M. depremin olduğu yıl bir enkaz yığınının içinde bu defteri bulmuştu. 20 yıl sonra bir gün içindekileri merak ederek okumaya başladı.
“Neden yazıyorum bütün bunları? Ne ehemmiyeti var? Yaşlı insanların geçmişe özlem duyarak sürekli eskiyi hatırladıkları söylenir. Geçmişte takılıp kalmak… Belki de doğrudur. … 
Sayfaları karıştırdı. Tarihi görünce okumaya devam etti.
1909 yılı Nisan ayının on üçüncü günü dünyaya gelmişim. Bu aynı zamanda babamın ortadan kaybolduğu gündür. Annem bu tarihi yineler dururdu. Babam öldükten sonra onun hakkında o kadar çok şey anlattı ki, yaşasaydı galiba daha az şey bilecektim. 
Annem iki düşük ve bir yaşında ölen ablamdan sonra beni bin bir güçlükle dünyaya getirmişti. Tek çocuğu hatta dünyadaki tek kıymetli varlığı olarak üzerime o kadar titrerdi ki anlatamam. Bu aşırı ilgi babasızlığın vermiş olduğu eksikliği hiçbir zaman doldurmadı ancak yine de annem didinir dururdu. Kumral yüzünde kocaman gözleri, gözlerinde hep bir buğu vardı. Mahzundu. Ancak çelik gibi iradesi ile tuttuğunu koparırdı. Ne de olsa paşa kızıydı. 
Babası Sultan Abdulhamit’in paşalarından biri olmakla birlikte kaşları her daim çatık, dik kafalı, mağrur bir adamdı. Otoriter tavrı ve çabuk parlayan bir mizacı vardı. Doğru bildiğini ne söylemekten geri durur, ne de yapmaktan sakınırdı. Sultan dâhil çevresinde herkesin saygısını kazanmıştı. Dedem, gayet disiplinli, ileri yaşına rağmen istinasız her gün işinin başında olan bir askerdi. Bir gün dinlendiği, işe gitmediği, hastalandığı görülmüş şey değildi. Aklı, bedeni, iradesi adeta kaya gibiydi. Özenle taranmış o uzun sakalının üstünde kalın, gür kaşlarını burmadan evden çıkmazdı. Kavruk teninin aksine apakça sakalları yüzünde kontrast oluşturur ve ona güçlü bir çehre katardı. Onu ilk kez gören biri üzerinde güçlü bir etki bırakır, tanıdığı herkes ondan çekinirdi. Eski dostları gençliğinde ne kadar deli olduğunu bildiğinden çekingenlikleri bir kat daha fazla olurdu. Genç bir subayken orduda namı “Deliağa” idi. Sebebini soracak olursanız her zaman ölüme gözü kapalı en önde atılması, hakperest ve kavgacı olmasıydı. En ufak haksızlığa hiç teamül edemez, karşısında kim olursa olsun canhıraş karşı koyardı. Annem, zabitliğinin ilk yıllarında bir bölük adamı nasıl dövdüğünü sürekli anlatırdı. Sebebi de ne olsa beğenirsiniz? Arkadaşının üzerine yanlışlıkla atılan elma çöpü yüzünden... Bir Osmanlı zabitine böyle muamele edilemez diyerek, yorgunluktan düşüne kadar dövmüş adamları. “Deliağa” namını boşa almamış sizin anlayacağınız.

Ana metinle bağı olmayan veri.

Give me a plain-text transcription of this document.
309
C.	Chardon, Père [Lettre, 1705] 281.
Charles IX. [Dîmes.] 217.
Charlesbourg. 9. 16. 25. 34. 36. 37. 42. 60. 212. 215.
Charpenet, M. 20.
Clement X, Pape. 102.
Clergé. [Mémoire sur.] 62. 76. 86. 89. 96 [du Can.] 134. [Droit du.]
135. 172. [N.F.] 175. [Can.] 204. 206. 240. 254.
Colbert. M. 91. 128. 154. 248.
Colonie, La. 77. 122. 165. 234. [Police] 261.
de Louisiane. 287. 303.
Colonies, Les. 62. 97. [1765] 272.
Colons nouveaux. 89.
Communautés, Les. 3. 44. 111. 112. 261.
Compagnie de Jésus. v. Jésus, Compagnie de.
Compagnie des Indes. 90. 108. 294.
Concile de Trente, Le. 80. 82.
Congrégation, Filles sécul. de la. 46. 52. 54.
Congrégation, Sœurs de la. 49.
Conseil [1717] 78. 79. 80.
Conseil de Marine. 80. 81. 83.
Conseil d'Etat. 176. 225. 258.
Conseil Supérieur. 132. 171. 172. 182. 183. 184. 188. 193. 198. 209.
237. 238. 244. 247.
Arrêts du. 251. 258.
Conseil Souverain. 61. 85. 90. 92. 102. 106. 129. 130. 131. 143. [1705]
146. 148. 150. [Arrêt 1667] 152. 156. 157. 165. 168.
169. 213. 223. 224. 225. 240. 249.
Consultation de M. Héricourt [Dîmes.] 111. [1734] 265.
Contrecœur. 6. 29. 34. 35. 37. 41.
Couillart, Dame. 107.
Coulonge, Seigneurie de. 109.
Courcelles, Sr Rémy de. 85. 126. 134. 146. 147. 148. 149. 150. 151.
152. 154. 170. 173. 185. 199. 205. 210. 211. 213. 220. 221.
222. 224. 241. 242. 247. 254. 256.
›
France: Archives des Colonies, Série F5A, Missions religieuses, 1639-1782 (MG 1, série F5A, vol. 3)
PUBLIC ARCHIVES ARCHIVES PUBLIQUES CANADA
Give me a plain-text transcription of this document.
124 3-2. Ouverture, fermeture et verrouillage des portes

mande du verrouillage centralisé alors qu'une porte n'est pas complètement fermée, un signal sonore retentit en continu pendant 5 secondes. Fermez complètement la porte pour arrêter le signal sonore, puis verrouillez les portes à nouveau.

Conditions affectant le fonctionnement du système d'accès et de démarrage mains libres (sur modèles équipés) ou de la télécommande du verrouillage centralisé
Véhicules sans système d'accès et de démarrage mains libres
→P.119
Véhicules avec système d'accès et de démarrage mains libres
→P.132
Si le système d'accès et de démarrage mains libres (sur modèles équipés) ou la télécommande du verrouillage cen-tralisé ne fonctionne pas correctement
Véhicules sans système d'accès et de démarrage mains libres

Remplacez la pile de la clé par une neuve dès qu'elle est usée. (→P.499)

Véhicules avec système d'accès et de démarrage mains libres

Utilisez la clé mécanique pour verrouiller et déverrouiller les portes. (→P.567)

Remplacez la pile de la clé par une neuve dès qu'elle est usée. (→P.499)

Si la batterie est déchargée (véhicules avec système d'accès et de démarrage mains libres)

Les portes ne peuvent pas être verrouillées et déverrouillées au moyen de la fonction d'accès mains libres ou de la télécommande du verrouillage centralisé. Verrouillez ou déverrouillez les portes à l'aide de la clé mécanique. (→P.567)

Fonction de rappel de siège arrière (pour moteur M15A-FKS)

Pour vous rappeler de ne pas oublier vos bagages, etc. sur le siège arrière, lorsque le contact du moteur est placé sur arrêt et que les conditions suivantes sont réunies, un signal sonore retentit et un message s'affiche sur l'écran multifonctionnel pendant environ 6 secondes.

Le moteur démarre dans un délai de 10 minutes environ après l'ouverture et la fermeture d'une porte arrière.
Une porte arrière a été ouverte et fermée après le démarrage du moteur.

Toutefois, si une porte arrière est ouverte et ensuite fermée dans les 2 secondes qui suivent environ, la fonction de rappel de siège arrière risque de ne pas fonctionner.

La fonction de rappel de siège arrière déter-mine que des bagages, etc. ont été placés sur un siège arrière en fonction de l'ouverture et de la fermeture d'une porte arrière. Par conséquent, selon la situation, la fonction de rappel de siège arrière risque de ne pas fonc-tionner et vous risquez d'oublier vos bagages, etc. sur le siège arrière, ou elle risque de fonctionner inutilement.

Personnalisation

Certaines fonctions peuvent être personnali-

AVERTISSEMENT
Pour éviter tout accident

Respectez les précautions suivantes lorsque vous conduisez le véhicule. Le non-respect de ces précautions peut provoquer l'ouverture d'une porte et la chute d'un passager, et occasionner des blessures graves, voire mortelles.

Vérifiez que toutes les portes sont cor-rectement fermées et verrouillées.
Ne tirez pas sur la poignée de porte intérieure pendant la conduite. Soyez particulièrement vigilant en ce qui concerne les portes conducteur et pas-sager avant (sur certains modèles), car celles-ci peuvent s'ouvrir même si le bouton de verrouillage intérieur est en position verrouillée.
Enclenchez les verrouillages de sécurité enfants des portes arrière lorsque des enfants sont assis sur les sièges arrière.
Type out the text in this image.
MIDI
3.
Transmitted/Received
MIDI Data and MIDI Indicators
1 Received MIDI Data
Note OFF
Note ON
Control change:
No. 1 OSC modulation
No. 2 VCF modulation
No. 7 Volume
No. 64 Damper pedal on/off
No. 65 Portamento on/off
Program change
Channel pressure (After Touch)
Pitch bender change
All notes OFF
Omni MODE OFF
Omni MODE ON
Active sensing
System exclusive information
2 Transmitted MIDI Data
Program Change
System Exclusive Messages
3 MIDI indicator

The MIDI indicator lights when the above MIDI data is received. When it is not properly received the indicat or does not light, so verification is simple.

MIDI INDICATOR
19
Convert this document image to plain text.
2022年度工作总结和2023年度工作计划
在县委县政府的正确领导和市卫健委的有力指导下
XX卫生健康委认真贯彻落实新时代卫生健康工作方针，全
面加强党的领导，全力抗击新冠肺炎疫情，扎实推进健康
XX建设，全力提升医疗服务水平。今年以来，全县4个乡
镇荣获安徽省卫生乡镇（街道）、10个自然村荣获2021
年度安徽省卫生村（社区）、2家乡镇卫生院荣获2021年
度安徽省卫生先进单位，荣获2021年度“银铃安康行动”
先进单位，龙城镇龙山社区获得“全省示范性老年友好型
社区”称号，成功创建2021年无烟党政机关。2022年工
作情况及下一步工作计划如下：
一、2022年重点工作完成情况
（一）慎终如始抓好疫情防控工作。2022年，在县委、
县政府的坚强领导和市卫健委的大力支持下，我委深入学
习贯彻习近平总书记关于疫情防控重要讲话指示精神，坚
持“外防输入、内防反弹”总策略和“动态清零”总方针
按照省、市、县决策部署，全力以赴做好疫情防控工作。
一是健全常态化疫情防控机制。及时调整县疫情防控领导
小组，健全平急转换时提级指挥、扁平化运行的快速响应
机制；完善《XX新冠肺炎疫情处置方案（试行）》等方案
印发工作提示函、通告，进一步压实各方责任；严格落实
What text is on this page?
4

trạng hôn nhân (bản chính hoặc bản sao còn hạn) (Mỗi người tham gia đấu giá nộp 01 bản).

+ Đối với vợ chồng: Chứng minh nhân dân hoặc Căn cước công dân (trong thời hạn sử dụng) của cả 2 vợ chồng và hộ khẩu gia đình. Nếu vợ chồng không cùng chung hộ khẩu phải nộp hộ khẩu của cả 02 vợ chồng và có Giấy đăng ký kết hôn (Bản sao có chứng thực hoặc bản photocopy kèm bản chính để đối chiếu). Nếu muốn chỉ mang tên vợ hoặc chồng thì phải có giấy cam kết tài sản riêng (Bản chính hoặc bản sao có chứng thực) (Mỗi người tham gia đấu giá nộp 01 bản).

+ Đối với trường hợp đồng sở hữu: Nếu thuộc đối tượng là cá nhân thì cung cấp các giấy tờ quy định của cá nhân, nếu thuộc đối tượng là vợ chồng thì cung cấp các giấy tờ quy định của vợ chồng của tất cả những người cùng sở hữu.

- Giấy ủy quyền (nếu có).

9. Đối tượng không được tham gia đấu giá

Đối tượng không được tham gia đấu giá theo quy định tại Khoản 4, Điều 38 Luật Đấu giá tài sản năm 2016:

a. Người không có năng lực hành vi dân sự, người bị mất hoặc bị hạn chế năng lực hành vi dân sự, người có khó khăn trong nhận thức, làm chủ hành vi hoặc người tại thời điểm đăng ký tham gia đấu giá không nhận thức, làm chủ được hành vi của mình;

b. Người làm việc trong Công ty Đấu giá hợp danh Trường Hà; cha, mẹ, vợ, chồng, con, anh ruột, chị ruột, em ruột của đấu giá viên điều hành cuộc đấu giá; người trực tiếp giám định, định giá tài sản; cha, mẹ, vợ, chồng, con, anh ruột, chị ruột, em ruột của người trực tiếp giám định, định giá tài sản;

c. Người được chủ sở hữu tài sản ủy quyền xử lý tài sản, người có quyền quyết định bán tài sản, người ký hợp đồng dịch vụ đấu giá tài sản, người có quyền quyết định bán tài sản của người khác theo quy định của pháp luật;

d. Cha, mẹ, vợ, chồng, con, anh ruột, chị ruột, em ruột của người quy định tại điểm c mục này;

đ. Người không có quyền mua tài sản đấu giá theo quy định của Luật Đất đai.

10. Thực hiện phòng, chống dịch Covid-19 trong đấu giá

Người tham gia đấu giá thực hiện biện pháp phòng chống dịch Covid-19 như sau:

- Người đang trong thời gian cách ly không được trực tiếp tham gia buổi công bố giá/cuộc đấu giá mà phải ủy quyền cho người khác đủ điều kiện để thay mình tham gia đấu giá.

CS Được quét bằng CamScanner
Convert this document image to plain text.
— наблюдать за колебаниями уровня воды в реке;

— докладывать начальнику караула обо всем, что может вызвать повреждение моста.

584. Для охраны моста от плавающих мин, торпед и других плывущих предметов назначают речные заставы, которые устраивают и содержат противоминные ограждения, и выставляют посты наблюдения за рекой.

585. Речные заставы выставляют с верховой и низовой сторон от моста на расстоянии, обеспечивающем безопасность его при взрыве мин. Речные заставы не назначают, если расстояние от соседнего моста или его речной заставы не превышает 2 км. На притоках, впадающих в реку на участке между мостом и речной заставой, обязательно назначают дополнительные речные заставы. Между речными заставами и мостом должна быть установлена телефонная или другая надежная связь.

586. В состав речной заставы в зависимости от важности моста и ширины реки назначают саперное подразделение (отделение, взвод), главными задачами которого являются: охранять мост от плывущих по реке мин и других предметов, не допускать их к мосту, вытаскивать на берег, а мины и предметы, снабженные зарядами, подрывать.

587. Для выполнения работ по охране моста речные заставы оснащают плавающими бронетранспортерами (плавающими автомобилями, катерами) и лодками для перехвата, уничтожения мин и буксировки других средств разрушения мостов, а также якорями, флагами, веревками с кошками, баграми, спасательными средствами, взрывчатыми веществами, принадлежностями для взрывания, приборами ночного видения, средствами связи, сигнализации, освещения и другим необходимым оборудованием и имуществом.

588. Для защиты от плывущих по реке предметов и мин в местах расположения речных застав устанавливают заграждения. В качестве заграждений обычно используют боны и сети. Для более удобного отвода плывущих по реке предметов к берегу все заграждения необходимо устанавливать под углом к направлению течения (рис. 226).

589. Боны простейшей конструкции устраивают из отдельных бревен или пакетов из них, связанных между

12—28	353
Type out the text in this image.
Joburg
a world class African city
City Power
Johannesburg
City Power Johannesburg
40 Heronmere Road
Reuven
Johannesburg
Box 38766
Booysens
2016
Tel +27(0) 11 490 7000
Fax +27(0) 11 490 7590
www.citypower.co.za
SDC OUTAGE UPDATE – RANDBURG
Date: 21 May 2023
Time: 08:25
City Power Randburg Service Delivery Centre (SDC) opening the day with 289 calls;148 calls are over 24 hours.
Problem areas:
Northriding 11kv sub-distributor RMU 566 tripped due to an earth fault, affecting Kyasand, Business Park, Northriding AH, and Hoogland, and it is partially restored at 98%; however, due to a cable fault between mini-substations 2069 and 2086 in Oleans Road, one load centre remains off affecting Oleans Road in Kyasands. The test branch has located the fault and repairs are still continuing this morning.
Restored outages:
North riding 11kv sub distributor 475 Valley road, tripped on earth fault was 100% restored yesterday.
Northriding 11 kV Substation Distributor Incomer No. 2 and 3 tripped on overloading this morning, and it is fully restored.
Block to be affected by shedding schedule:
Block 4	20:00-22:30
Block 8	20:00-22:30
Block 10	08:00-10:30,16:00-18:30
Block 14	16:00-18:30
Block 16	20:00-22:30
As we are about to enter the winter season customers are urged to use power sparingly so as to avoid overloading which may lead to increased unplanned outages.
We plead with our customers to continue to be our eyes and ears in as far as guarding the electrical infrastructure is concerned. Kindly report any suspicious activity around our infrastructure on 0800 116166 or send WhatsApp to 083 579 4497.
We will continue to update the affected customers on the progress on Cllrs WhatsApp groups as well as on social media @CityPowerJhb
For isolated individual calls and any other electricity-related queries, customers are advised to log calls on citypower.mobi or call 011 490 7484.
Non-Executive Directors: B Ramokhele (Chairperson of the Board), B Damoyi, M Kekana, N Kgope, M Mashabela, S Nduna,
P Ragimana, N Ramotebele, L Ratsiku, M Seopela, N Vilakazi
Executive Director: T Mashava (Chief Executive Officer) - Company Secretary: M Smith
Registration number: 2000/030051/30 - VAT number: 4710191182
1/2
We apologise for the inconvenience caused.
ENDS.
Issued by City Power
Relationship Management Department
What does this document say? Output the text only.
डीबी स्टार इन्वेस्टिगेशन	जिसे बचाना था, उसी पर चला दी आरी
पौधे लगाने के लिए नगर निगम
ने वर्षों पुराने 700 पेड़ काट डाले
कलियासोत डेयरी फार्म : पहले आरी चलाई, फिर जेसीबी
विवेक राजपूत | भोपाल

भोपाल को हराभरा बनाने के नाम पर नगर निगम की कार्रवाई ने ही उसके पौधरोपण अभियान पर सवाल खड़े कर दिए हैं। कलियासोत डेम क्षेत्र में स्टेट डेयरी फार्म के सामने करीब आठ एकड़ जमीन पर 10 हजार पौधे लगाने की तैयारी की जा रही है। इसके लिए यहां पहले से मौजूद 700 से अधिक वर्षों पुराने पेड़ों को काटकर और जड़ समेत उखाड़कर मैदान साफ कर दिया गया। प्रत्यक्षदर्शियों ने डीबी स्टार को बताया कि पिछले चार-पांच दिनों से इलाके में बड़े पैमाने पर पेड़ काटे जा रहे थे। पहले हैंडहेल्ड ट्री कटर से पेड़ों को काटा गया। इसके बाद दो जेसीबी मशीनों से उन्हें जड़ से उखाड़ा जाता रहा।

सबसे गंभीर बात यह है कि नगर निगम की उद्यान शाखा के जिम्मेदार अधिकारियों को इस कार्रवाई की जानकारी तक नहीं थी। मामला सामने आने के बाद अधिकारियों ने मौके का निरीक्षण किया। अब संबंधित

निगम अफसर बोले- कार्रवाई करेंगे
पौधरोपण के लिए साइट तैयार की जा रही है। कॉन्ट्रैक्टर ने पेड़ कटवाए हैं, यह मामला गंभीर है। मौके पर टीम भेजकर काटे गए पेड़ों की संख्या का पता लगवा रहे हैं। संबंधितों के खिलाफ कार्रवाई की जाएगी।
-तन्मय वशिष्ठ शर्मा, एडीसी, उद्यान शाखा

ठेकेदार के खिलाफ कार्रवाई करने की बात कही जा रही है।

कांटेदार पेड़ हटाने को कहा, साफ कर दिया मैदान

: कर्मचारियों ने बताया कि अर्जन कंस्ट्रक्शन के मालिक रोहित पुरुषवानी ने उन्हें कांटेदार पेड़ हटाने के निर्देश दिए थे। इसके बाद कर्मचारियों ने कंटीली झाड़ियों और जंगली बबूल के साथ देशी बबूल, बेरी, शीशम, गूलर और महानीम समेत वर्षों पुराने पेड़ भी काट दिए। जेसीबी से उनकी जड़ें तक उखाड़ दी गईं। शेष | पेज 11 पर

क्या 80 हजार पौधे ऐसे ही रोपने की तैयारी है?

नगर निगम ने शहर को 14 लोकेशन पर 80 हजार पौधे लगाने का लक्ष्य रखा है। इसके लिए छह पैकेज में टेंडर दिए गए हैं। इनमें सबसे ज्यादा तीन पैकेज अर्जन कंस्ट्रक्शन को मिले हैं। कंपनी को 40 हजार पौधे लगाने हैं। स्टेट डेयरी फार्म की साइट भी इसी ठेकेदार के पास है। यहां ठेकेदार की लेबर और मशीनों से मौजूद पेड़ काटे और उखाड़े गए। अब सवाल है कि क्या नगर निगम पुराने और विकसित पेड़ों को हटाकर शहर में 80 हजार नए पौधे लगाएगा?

Annemin evliliğine de ilk önce razı gelmemiş dedem. Ancak daha sonra hatırı sayılır yerlerden ve hiç ummadığı kişilerden ricaların ardı arkası kesilmeyince daha fazla direnememiş. Dedemin asıl şaşkınlığı ise (babam ailesini küçük yaşta kaybettiğinden) kızını istemeye gelen devlet ricalini görünce olmuş. Bir esnafın devlet büyükleriyle nasıl alakası olabileceğini daha sonra anlamış tabii. Ancak işe gönülsüz razı olunca bu defa kızı vermekten ziyade damadı almış. Tek kızını öyle kolay verecek değilmiş. Bu vesileyle babam kayınpederinin gözünde saygınlık kazanmış. Biraz daha tanıyınca büsbütün oğlu gibi sevmeye başlamış onu.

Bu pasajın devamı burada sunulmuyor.